The Workshop Should Be a Model of Diversity—It’s Not

by
Matthew Salesses
2.15.21

It has been almost seven years since Junot Díaz criticized MFA programs for their mistreatment of writers of color in a viral piece in the New Yorker, “MFA vs. POC.” Since then, not much has changed. MFA programs across the country continue to consist of mostly white faculty teaching workshops that continue to operate on mostly the same model of silencing the writer in favor of hearing from the author’s peers.

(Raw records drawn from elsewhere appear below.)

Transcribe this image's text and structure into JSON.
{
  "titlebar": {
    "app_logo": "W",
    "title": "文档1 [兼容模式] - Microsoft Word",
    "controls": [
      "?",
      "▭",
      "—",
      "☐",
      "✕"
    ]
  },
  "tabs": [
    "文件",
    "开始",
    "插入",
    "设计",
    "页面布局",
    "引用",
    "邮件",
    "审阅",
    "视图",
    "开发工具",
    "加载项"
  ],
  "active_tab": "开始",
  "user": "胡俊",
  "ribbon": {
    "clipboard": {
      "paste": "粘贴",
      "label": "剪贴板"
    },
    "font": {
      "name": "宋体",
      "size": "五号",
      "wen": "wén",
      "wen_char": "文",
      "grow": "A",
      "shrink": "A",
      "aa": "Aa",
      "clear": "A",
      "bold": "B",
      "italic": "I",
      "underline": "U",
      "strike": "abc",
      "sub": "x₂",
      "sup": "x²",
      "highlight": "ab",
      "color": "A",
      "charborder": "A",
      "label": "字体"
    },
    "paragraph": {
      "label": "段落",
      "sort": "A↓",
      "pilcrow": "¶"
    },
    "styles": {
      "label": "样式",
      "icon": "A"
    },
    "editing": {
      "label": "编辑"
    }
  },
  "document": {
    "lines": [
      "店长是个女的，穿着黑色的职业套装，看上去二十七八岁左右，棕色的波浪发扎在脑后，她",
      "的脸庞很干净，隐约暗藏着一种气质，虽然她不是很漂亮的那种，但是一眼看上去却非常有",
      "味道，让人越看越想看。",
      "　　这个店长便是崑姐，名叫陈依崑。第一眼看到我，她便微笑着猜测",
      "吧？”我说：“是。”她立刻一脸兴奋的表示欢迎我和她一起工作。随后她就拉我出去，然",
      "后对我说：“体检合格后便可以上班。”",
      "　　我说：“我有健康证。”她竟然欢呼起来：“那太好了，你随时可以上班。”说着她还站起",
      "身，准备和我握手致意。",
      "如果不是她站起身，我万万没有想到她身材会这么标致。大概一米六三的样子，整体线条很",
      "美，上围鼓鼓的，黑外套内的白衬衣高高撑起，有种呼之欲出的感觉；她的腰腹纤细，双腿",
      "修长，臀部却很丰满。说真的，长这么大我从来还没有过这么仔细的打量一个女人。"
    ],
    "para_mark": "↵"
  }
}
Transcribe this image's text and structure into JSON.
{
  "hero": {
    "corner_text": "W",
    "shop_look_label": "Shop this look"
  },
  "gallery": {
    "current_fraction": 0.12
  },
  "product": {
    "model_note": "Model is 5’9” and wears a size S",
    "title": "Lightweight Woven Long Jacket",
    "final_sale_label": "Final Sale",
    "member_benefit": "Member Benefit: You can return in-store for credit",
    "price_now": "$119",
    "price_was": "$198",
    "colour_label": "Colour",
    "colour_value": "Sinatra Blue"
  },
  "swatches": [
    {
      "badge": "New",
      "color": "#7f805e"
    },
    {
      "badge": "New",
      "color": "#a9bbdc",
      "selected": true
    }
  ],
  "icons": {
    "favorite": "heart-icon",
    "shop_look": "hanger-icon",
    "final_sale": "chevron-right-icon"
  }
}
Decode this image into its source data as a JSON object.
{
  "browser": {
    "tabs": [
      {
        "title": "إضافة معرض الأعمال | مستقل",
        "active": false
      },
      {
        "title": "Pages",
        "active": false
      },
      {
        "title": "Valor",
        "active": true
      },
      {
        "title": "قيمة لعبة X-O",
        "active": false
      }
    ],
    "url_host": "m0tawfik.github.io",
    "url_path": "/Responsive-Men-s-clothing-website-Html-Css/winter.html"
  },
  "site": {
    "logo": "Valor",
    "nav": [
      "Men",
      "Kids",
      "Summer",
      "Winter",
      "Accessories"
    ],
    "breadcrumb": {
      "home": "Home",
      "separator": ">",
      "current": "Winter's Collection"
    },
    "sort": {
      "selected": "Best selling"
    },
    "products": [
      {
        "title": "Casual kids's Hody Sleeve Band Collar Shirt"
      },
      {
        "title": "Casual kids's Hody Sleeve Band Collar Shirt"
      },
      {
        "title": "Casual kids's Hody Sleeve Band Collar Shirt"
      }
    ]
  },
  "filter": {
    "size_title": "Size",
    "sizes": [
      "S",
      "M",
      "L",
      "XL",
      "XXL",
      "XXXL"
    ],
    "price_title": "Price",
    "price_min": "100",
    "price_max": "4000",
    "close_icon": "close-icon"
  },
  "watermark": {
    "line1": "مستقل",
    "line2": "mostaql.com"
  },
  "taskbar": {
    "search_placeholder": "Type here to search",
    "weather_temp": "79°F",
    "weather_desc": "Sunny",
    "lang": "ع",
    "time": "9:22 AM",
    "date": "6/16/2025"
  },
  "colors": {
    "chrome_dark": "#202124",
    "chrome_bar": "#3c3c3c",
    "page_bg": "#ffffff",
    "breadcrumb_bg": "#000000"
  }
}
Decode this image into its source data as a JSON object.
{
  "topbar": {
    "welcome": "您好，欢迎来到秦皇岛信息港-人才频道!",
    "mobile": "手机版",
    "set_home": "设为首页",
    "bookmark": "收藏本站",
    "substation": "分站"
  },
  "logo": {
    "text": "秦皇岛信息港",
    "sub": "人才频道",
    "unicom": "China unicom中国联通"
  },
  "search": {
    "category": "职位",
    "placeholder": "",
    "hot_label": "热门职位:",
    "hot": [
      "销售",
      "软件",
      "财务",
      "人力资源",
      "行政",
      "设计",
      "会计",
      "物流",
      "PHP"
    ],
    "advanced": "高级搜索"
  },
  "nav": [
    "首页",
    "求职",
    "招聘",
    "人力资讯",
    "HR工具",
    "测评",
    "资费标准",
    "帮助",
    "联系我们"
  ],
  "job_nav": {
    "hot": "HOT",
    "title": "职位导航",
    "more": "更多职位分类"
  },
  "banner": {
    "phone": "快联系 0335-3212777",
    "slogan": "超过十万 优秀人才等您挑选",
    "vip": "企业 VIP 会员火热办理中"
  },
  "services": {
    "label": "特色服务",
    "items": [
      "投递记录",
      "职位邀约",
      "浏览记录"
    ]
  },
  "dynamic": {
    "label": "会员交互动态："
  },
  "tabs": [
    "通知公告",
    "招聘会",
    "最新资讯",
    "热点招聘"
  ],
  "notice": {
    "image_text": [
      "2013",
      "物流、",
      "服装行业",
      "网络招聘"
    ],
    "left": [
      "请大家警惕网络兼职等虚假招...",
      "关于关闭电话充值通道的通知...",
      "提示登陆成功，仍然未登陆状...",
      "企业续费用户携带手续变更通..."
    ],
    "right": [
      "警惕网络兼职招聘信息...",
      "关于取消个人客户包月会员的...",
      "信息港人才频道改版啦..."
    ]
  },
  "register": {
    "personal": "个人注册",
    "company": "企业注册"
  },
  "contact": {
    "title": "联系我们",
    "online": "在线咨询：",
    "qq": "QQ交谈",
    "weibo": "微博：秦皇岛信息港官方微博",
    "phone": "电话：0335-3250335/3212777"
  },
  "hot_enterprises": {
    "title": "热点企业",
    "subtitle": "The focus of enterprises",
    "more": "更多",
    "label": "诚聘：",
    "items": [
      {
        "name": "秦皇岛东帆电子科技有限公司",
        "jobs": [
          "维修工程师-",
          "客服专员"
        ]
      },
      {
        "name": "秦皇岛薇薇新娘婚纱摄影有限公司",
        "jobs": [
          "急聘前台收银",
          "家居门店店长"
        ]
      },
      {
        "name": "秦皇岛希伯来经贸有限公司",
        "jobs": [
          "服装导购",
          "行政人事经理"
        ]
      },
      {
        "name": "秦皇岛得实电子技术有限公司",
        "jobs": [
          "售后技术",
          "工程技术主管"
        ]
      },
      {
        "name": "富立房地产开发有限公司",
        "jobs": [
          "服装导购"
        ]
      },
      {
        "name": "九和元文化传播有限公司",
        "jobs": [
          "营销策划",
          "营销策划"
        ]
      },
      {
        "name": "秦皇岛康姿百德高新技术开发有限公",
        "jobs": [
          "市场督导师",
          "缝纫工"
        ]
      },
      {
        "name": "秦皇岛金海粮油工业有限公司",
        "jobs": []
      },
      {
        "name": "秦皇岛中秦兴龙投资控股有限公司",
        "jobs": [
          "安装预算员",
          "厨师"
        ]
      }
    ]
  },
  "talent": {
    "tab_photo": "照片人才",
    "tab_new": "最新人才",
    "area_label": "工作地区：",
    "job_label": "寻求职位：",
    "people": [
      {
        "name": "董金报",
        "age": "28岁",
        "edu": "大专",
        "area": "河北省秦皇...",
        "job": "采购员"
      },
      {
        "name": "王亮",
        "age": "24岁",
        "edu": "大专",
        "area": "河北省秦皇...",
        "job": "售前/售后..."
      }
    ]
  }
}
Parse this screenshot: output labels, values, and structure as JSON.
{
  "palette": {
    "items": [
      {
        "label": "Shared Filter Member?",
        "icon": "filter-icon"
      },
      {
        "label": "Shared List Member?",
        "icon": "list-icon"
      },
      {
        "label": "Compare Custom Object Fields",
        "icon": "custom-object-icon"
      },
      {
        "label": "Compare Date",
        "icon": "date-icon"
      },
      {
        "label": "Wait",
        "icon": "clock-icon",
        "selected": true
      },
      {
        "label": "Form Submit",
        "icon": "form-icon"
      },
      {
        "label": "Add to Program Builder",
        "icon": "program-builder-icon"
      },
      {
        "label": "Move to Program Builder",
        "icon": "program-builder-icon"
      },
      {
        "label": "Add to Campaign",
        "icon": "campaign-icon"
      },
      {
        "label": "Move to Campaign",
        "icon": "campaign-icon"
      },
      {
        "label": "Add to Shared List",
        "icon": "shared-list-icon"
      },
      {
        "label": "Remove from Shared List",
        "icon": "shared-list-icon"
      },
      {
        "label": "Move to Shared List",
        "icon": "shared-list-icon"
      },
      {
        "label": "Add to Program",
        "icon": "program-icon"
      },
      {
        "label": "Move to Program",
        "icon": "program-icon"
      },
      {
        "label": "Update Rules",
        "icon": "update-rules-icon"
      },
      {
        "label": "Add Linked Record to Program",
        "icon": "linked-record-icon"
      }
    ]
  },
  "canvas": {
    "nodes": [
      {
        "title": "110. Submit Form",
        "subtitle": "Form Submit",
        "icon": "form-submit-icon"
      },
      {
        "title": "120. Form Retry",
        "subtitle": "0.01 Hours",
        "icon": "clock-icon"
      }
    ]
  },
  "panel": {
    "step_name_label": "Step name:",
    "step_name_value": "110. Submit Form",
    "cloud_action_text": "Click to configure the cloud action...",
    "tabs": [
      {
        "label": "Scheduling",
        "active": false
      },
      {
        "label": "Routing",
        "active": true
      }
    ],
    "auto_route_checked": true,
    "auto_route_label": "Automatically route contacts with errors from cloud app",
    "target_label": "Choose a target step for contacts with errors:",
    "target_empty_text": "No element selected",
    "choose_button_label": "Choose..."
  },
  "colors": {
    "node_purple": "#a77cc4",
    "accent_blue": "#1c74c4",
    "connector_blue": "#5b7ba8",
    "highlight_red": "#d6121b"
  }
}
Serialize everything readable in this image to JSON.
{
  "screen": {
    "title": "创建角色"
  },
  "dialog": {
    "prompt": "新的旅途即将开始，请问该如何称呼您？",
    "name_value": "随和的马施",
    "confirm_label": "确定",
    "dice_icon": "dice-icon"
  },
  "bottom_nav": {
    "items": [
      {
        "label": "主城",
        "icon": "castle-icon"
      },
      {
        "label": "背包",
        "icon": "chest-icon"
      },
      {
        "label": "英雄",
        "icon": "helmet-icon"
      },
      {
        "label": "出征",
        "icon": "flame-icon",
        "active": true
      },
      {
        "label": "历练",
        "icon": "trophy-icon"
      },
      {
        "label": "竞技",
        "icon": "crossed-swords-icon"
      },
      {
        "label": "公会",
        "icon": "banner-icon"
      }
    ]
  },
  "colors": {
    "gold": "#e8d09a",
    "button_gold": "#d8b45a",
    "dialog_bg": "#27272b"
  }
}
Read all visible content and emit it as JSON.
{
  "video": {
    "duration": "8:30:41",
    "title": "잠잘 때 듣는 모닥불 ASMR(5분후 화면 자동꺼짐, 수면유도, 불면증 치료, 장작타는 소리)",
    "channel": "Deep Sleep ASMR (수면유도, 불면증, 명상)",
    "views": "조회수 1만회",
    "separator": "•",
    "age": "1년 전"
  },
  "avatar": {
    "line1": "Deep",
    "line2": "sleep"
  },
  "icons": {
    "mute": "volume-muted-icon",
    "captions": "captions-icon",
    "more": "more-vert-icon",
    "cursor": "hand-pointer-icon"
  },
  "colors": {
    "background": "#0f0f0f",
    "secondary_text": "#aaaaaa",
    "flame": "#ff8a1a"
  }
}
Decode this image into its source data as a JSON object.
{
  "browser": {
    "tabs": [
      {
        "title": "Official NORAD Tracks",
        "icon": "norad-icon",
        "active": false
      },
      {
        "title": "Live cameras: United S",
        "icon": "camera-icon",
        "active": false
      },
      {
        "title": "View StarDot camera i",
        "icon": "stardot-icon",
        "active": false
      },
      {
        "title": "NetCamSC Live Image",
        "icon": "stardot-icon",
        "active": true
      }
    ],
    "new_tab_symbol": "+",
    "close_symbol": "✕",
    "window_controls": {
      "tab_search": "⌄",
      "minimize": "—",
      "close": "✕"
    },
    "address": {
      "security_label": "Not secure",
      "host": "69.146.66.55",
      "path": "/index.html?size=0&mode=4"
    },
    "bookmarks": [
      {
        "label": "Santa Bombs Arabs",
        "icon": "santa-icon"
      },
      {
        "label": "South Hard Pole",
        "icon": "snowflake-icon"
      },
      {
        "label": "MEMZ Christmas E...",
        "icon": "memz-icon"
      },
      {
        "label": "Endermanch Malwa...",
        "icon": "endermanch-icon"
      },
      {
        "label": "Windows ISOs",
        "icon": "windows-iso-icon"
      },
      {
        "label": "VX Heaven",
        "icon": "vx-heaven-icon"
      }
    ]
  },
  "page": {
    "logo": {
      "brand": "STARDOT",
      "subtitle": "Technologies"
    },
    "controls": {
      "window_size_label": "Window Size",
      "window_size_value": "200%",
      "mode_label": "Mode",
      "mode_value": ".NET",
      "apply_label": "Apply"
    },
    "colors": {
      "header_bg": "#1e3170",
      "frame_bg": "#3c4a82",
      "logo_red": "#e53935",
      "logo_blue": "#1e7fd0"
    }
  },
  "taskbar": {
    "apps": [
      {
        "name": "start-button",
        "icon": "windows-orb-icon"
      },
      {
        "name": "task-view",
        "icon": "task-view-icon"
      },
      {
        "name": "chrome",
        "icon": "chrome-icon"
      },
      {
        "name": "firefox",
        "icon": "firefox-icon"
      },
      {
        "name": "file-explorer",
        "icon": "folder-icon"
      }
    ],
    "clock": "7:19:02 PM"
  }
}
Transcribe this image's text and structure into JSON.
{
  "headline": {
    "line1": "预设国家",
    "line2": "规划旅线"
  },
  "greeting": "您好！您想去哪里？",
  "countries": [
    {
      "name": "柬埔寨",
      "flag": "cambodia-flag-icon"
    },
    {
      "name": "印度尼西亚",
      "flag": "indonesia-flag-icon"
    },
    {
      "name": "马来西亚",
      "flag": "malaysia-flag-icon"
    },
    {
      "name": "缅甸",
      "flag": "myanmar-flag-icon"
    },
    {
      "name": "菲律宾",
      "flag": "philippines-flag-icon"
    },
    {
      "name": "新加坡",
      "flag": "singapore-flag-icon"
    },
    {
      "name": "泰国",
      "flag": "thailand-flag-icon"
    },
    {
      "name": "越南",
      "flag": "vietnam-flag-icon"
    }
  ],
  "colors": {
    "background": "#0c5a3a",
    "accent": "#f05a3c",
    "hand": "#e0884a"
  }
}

The creative writing workshop has remained largely the same for eighty years or more, and it was never designed to encourage writing from Americans of color.

Although faculties need to become more diverse, the easiest and most immediate change, a change that is long overdue, is to workshop pedagogy itself. The creative writing workshop has remained largely the same for eighty years or more, and it was never designed to encourage writing from Americans of color. The workshop’s mistreatment of difference stems from the very foundation of what the workshop is and does.

The creative writing workshop, with its silenced-author model (sometimes known as the “gag rule”), was popularized by the Iowa Writers’ Workshop, which was the first MFA program in the United States and remains, arguably, the most influential. Much of that influence can and has been credited to the poet Paul Engle, who directed the Writers’ Workshop in its Cold War years from 1941 to 1965. Engle raised an impressive amount of money from some of the most powerful people and organizations in the country, including the Rockefeller Foundation, the State Department, and the CIA.

Scholar Eric Bennett chronicles Engle’s directorship in his 2015 book, Workshops of Empire: Stegner, Engle, and American Creative Writing During the Cold War (University of Iowa Press, 2015). Bennett links Engle’s fund-raising efforts to the standardization of “craft.” In order to satisfy both its Cold War funders and the academy, the Iowa Writers’ Workshop prioritized style and form over ideas and content and facilitated “the creation of an ideologically informed canon [of dead white men] on ostensibly apolitical grounds.” Engle, who himself was accused of Communist sympathies, promised that the workshop would spread American ideology.

In fact, the “gag rule” model of workshop bears an unmistakable resemblance to one of Joseph McCarthy’s Un-American Activities Committee hearings. A group of the writer’s peers, under the leadership of a published writer, reads the author’s manuscript and then takes turns listing merits and faults (while the author sits silently in defense), until the published writer offers his final judgment.

This workshop model persists because creative writing pedagogy is mostly a matter of what Kelly Ritter and Stephanie Vanderslice, in 2007 called “lore,” not theory or data. Instructors of creative writing generally do not receive training; rather, they teach the workshop as they experienced it as students.

Like a hearing, the workshop operates by rooting out and criticizing deviance to a standardized norm (“craft”). The author then takes home the marked-up manuscript and makes changes to return the manuscript to the norm. Indeed the goal of most creative writers in MFA programs is to escape workshop unscathed—to be told unanimously that the manuscript has nothing wrong with it.

What this goal makes clear enough is that the workshop was not intended to encourage difference. What should also be clear is that the norm of craft is, in fact, the norm of whiteness, maleness, ableness, straightness, etc. Pulitzer Prize–winner Viet Thanh Nguyen puts it this way in the New York Times:

As an institution, the workshop reproduces its ideology, which pretends that “Show, don’t tell” is universal when it is, in fact, the expression of a particular population, the white majority, typically at least middle-class and often, but not exclusively, male. The identity behind the workshop’s origins is invisible. Like all privileges, this identity is unmarked until it is thrown into relief against that which is marked, visible and outspoken, which is to say me and others like me.

Difference—diversity—should be the workshop’s greatest asset. A workshop in which everyone thinks the same and is trying to reach the same norm is, by its nature, unnecessary. The author would have no need of her peers if they were all of the same opinion. A conversation without difference is not a conversation, but a mob.

I happen to live in the same city where Paul Engle was born and teach at the same small liberal arts college where he did his undergraduate degree, Coe College. I have taught creative writing in Coe’s Paul Engle room—though in my workshop, the author speaks and questions rule over criticisms. Coe is currently committed to addressing long-standing systemic inequity. Partly as a result of the Black Lives Matter Movement, universities across the country have made similar commitments to diversity and inclusion.

Those commitments, if they are to be meaningful, must address an institution’s core values. The basic change needed is to stop seeing diversity as a threat to the norm and to start seeing the norm as a threat to diversity. The creative writing workshop is a microcosm of the institution—though it has typically silenced its least privileged voices, its true potential is in the very voices you can’t hear on the page. It is time for the workshop to let the actual, diverse voices in the room lead.

 

Matthew Salesses is the author of the best-sellers Craft in the Real World and The Hundred-Year Flood, and the PEN/Faulkner–longlisted novel Disappear Doppelgänger Disappear, among others. He was adopted from Korea.